Having one more chromosome than the normal number.

Nondisjunction (mitosis)

Faulty separation of chromosomes or chromatids during mitosis.

Chromosomal structural alterations

Changes in the arrangement of DNA segments within a chromosome.

Study Notes

Cell Communication - Practice Questions

• Two general reasons cells use signaling mechanisms are to respond to external stimuli and maintain homeostasis.
• Cell signaling is an ancient process, dating back to very early evolutionary stages.
• Quorum sensing in bacteria involves the accumulation of signaling molecules to coordinate group behavior, crucial for virulence and biofilm formation.
• In yeast, quorum sensing differs by relying on faster, localized communication mechanisms.
• The cell's ability to respond to a signal molecule is dependent on the receptor.
• The three stages of cell signaling are Reception, Transduction, and Response.
• Receptor proteins bind to ligands, often located on the cell surface.
• Cell surface receptors include receptor tyrosine kinases, ion-channel receptors, and G protein-coupled receptors.
• Intracellular receptors, often for steroid hormones, bind to ligands directly inside the cell
• Hydrophobic, lipid-soluble ligands typically bind to intracellular receptors.
• Different types of ligands bind to intracellular receptors, such as peptide hormones.
• Both hydrophobic and hydrophilic ligands can bind to certain receptors.

Cell Cycle and Mitosis

• Cell division's purpose in unicellular organisms is reproduction.

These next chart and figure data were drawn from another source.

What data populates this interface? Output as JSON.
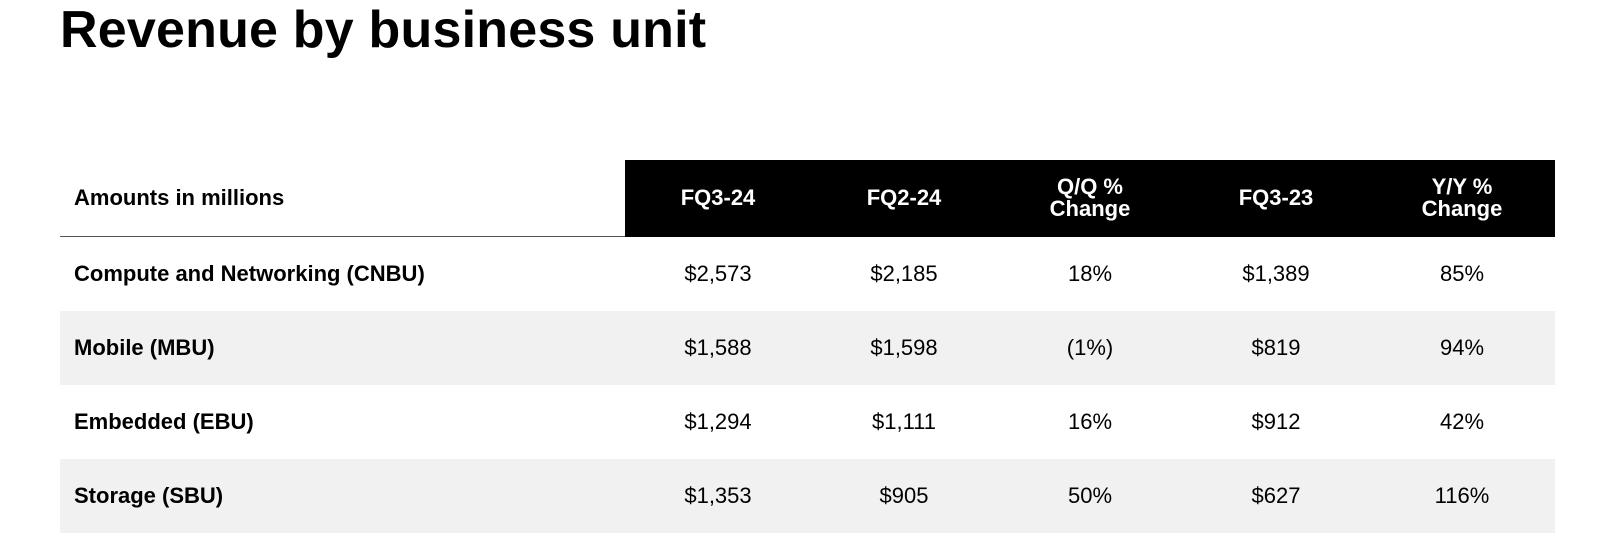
{
  "title": "Revenue by business unit",
  "table": {
    "label_header": "Amounts in millions",
    "columns": [
      "FQ3-24",
      "FQ2-24",
      "Q/Q %\nChange",
      "FQ3-23",
      "Y/Y %\nChange"
    ],
    "rows": [
      {
        "label": "Compute and Networking (CNBU)",
        "values": [
          "$2,573",
          "$2,185",
          "18%",
          "$1,389",
          "85%"
        ]
      },
      {
        "label": "Mobile (MBU)",
        "values": [
          "$1,588",
          "$1,598",
          "(1%)",
          "$819",
          "94%"
        ]
      },
      {
        "label": "Embedded (EBU)",
        "values": [
          "$1,294",
          "$1,111",
          "16%",
          "$912",
          "42%"
        ]
      },
      {
        "label": "Storage (SBU)",
        "values": [
          "$1,353",
          "$905",
          "50%",
          "$627",
          "116%"
        ]
      }
    ]
  },
  "colors": {
    "header_background": "#000000",
    "header_text": "#ffffff",
    "stripe_background": "#f1f1f1"
  }
}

In multicellular organisms, it's for growth, repair, and development.
• Chromosomes are organized into chromatin and contain genes.
• Chromatin condenses into chromatids, linked via a centromere.
• Gametes are sex cells (sperm/egg). Somatic cells are non-sex cells.
• Homologous chromosomes are paired chromosomes. Sister chromatids are identical copies.
• Interphase involves cell growth and DNA replication (G1, S, G2 phases).
• M phase (Mitosis) is the process of cell division
• Mitosis involves prophase, metaphase, anaphase, and telophase
• Cytokinesis is the division of the cytoplasm and organelles.
• Differences in Cytokinesis in animal cells involve a cleavage furrow. In plant cells, a cell plate forms.

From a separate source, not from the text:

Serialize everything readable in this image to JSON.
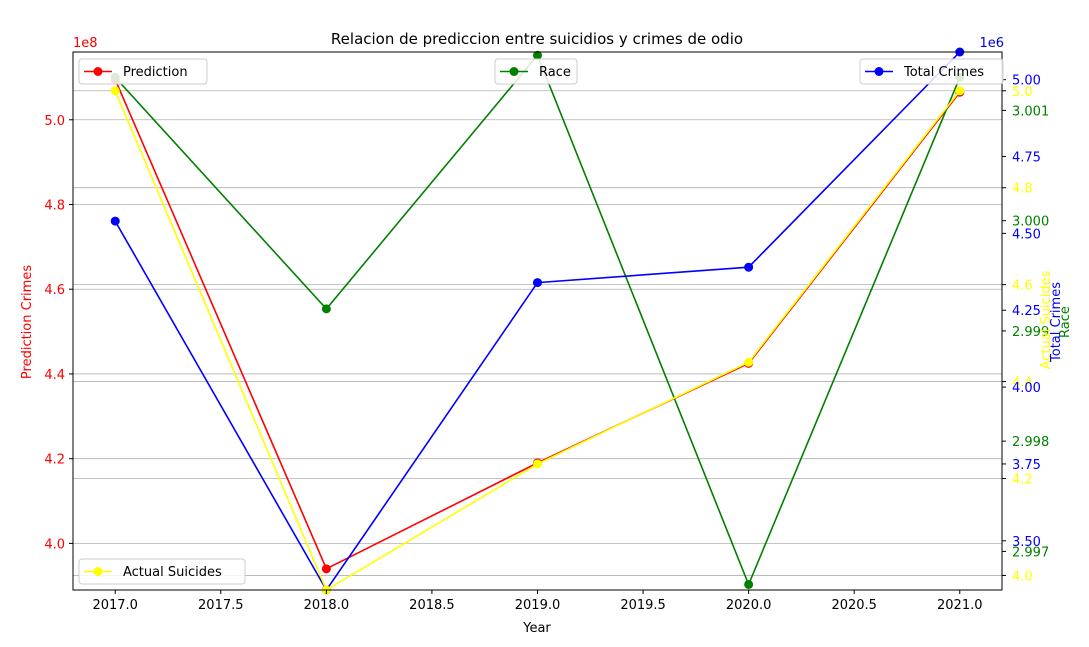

Cell Cycle Control and Cancer

• Cell-cycle checkpoints regulate the progression through the cell cycle, ensuring proper DNA replication and repair. They identify and correct genetic damage.
• Malfunction at checkpoints can lead to uncontrolled cell division, contributing to cancer development
• Factors influencing whether a cell enters G0 phase include growth factors, cell density, and nutrients.
• G0 is a non-dividing phase; cells can re-enter the cell cycle later.

Meiosis and Sexual Reproduction

• Asexual reproduction results in genetically identical offspring.
• Sexual reproduction leads to genetically diverse offspring.
• Genetic variation through meiosis is crucial for adapting to changing environments.
• Meiosis involves two divisions creating four haploid cells from a diploid cell.
• Key genetic terms include allele, phenotype, genotype, loci, genome, and Punnett squares.
• Different processes in meiosis lead to variation (i.e. independent assortment, crossing over).
• Review steps of fertilization and how ploidy changes.

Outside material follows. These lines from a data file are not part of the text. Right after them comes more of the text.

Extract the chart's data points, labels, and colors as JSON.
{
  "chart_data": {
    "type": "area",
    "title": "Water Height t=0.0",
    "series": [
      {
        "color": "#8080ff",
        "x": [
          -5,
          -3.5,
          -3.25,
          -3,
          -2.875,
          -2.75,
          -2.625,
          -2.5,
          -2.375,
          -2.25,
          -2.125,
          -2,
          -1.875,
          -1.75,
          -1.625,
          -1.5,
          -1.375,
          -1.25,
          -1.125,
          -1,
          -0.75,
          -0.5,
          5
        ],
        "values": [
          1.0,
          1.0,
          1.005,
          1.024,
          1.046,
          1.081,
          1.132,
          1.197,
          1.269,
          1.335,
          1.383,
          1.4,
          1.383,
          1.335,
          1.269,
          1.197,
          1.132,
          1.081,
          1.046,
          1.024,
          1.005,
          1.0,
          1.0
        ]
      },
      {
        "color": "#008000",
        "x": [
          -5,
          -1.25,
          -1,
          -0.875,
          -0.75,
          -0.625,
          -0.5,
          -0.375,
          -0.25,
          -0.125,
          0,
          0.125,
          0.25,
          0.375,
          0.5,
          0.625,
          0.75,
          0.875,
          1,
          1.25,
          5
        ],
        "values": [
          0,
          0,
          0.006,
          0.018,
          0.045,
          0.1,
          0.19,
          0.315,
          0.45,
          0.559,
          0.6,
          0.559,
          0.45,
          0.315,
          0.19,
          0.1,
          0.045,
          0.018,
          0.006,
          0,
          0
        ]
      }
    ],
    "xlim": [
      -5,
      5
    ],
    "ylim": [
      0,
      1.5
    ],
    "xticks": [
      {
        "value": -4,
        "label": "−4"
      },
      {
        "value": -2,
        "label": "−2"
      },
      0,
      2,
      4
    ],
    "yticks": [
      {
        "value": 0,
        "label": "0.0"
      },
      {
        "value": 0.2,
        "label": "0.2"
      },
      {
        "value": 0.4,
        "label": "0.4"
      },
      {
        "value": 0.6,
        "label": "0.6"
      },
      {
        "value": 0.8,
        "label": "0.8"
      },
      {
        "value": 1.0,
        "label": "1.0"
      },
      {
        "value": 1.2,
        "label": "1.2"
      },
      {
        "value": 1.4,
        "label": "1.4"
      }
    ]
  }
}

Complex Inheritance Patterns and Human Genetics

• Human genetics is impacted by factors like incomplete dominance, codominance, multiple alleles, pleiotropy, and epistasis.
• Multiple alleles affect phenotypes in a complex way.
• Sex-linked alleles affect traits differently in males and females.
• Monohybrid and dihybrid crosses predict genetic outcomes.
• Pedigree analysis traces inheritance patterns in families.
• Diseases (like sickle cell) are sometimes associated with multiple recessive and dominant factors.